Ten minutes until 9 p.m. on a Friday evening. Inside a building shared with Roland Muhammad’s Bean Shoppe at 111th Street and Superior Avenue a group of web broadcasters are making sure three video cameras are ready to roll for the “Playa T Show.” About half a dozen steady members have come together every week since 2005 at this same time and location.
By JOEY POMPIGNANO
Ten minutes until 9 p.m. on a Friday evening. Inside a building shared with Roland Muhammad’s Bean Shoppe at 111th Street and Superior Avenue a group of web broadcasters are making sure three video cameras are ready to roll for the “Playa T Show.” About half a dozen steady members have come together every week since 2005 at this same time and location. During a sound check, host Terry “Playa T” Crumpton’s lavaliere microphone gets tested as well as handheld microphones for guests. No taller than the shortest point guard on any roster, Playa T stands confident in his olive green suit. The fresh-dressed 39-year-old adjusts his tie before stepping on stage with golf club in hand.
“On one of our first episodes I picked the golf club up because I wanted to kill my nerves,” Playa T said. “I wanted to remember my monologue, so I needed a stage prop to help me focus.”
After putting the “stage prop” aside, viewers called up the show inquiring about it. He brought it back, and it’s become a staple of his image. Sometimes mistaken as a cane, it represents more than a tool once used to ease anxiety.
“When you see someone on the golf course they have two things I admire: Time and money,” Playa T said. It’s a reminder for me to stay focused on the things I really want out of life and I respect out of life.”
Now in its sixth year, the Playa T Show started as a DVD magazine titled “Welcome to Cleveland” before transitioning into a live Internet show broadcasted worldwide. Past guest appearances include TV personality “Big” Chuck Schodowski, Plain Dealer reporter Branson Wright and District 7 councilwoman Yvonne Conwell. The show also highlights products, goods and services of lesser-known figures in the local arts and entertainment industry, providing a platform for their talents to be displayed.
“A lot of underground and upcoming acts can’t go on a Jay Leno or Oprah or Larry King or Bill Maher,” Playa T said. “They don’t have another place to turn, so they’re kind of stuck in a rut, stuck in the mud. I fill that void. ‘Hollywood in the Hood’ fills that void.”
“Hollywood in the Hood”, the alternate title for the “Playa T Show” is a phrase used with affection for bringing a positive media presence to the Glenville community. While Playa T and guests sit for an interview in a late night show setting, the open storefront window behind them reminds viewers of the set’s urban surroundings. Passersby peer into the building, taking a moment to wave or dance in front of cameras. Some sit with the live audience at no charge.

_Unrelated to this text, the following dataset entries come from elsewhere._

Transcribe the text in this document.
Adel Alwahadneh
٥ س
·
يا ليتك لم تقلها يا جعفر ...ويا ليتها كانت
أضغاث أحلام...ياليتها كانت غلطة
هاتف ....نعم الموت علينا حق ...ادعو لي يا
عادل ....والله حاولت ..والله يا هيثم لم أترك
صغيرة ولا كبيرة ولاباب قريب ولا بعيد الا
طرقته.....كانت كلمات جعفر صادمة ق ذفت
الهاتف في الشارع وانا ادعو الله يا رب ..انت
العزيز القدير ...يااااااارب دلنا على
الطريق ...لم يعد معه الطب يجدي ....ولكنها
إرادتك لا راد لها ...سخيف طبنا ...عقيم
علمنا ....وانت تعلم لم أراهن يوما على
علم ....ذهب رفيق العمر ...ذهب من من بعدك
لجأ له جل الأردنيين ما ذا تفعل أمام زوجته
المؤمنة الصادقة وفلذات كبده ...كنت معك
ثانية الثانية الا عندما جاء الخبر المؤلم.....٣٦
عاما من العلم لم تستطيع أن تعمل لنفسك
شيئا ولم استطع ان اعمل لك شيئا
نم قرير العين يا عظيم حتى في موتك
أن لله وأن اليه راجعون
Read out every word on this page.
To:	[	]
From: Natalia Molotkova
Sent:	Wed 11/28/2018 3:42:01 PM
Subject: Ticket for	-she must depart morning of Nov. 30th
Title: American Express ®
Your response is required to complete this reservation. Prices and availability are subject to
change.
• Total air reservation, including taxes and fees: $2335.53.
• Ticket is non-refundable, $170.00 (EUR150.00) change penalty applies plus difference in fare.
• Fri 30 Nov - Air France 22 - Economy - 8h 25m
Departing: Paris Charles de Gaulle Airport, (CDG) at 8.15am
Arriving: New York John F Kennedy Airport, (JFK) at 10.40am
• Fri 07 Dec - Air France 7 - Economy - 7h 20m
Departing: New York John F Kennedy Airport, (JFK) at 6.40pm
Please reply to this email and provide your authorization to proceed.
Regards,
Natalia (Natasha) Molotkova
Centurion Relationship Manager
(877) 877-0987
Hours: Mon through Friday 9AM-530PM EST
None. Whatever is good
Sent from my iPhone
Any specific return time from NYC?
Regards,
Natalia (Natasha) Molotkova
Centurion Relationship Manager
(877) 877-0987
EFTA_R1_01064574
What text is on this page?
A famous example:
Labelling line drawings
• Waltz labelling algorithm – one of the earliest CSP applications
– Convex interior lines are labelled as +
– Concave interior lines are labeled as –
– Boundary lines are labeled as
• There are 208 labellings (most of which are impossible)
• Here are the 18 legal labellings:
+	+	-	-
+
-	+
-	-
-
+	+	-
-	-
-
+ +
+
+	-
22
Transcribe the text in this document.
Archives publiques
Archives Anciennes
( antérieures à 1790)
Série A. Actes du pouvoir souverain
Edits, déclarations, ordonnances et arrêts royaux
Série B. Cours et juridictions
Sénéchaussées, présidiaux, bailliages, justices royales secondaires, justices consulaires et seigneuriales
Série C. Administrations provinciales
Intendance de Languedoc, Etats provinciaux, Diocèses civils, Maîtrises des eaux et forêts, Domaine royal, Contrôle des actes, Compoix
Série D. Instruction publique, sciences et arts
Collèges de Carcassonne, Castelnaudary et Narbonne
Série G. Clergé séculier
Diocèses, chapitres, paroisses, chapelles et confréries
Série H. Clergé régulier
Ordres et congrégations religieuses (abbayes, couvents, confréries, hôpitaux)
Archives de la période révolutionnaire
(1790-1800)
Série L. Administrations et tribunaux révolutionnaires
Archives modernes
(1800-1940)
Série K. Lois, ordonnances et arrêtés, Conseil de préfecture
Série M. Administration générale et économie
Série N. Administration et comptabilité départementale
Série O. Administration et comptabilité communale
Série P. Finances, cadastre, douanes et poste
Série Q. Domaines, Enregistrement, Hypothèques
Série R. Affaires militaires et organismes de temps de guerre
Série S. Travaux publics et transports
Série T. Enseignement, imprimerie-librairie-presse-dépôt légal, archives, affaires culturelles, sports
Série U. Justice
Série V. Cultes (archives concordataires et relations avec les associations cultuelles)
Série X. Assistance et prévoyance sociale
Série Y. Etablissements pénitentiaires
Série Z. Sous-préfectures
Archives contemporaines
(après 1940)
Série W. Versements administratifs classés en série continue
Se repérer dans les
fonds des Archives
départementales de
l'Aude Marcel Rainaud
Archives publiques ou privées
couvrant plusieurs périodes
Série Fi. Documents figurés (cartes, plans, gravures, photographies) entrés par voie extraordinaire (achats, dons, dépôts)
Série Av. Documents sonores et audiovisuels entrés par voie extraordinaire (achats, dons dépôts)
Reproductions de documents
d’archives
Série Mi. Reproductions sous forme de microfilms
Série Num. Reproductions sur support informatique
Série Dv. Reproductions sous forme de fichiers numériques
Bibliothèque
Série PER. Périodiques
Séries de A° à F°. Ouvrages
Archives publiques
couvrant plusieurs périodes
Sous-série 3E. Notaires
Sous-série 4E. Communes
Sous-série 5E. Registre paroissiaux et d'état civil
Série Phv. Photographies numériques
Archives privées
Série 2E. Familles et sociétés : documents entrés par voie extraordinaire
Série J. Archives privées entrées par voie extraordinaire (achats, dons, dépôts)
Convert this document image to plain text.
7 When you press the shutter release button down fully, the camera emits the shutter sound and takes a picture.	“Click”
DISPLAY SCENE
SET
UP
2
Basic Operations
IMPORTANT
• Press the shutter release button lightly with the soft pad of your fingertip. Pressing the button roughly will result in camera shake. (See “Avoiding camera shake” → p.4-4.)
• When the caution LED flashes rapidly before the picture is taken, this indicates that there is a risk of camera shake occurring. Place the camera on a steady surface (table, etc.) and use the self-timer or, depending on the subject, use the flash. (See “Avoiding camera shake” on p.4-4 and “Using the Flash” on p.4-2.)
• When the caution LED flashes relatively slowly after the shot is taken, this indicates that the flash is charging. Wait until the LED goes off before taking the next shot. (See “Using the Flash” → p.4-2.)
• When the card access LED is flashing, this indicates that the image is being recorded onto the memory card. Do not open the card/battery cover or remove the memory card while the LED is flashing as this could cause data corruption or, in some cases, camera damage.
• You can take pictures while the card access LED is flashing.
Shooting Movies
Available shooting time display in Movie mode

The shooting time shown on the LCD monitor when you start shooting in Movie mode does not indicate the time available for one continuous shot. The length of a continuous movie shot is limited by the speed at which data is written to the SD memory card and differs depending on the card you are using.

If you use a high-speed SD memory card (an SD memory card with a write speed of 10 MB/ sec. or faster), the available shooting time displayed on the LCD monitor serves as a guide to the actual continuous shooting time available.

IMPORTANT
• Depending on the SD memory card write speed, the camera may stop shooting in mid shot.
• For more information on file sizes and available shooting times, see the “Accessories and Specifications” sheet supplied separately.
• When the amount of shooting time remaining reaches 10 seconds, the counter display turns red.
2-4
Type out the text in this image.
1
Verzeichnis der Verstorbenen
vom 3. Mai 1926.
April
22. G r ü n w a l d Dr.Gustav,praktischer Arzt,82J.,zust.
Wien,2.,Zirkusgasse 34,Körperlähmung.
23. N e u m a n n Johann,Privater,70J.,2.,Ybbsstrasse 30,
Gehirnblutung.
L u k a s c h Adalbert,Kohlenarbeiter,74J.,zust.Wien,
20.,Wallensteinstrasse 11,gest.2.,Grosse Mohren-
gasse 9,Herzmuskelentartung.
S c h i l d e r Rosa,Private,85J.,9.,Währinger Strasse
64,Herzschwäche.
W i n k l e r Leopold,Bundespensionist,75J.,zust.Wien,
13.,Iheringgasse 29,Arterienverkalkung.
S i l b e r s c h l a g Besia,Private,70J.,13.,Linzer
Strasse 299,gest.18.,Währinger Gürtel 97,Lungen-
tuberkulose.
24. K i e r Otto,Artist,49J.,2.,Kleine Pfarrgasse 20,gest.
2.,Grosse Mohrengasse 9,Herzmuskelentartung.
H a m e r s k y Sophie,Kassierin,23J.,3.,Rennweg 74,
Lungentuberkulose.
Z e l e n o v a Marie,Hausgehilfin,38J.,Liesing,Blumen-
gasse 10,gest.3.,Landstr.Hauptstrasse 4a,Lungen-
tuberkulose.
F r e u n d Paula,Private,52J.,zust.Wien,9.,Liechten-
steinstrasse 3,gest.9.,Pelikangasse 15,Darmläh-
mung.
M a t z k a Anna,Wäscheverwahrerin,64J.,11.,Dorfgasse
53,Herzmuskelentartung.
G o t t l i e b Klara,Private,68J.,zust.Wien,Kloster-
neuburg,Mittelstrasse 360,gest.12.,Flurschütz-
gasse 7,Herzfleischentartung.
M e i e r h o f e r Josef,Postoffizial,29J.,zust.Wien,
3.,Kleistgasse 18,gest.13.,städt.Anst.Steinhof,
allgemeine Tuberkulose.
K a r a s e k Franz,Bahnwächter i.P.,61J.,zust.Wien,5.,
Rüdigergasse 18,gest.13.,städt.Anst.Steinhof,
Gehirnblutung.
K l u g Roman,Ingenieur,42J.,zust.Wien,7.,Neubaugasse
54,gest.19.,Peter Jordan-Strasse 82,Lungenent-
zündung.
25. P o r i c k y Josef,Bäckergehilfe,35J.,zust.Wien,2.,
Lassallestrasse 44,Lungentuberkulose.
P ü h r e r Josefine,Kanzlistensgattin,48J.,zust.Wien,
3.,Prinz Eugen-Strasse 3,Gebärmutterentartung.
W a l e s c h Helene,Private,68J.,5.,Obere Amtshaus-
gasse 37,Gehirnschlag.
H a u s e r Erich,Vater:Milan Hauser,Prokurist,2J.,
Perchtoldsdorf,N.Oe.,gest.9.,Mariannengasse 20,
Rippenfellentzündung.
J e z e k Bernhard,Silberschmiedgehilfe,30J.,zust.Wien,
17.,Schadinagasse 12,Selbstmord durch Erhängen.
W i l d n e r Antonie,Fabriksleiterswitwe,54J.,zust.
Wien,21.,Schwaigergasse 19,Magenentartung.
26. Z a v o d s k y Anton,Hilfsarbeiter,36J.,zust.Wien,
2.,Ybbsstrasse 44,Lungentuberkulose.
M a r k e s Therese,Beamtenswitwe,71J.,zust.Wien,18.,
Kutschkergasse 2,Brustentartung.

Amongst the 20-seat audience sat Valencia Davis, a loyal attendee of the show for two years. Davis, 31, of Garfield Heights said she’s seen a variety of guests come on the show, from singers and rap artists to insurance agents and small business owners.
“(The show) is uplifting and it brings people together,” Davis said. “It lets people know that there’s more going on out here than just drugs.”
For 17-year-old Shaw High School junior Alvin Clark, the “Playa T Show” has been a way to avoid the ills of the streets. He credits Playa T and staff for taking him under their wings six years ago when he was what he described as “undisciplined,” and for helping him pave a pathway to college.
“My grandmother told me if I really want to change, start hanging with them because these are the people to be with,” Clark said.
Playa T and staff taught Clark marketing, promoting, photography and graphic design. He started improving academically in school and began setting goals that didn’t always seem achievable to him. The pride that Clark has for his involvement in the show he said he hopes will rub off on his peers.
“Sometimes I bring my friends to experience it, to expose them to the atmosphere,” Clark said. “Positive energy surrounds the place.”
Attendees experienced that “positive energy” when R&B duo B Smooth guest appeared on the show. After finishing their performance Davis applauded in delight. She said she will continue attending more shows in the future because it’s “inspiring.”Davis explained how having a web television show in Glenville is like making a statement to area residents. “You could be successful and accomplish anything,” she said. “It doesn’t matter where you are or who you are. As long as you strive to get the things that you want, you’ll have it.”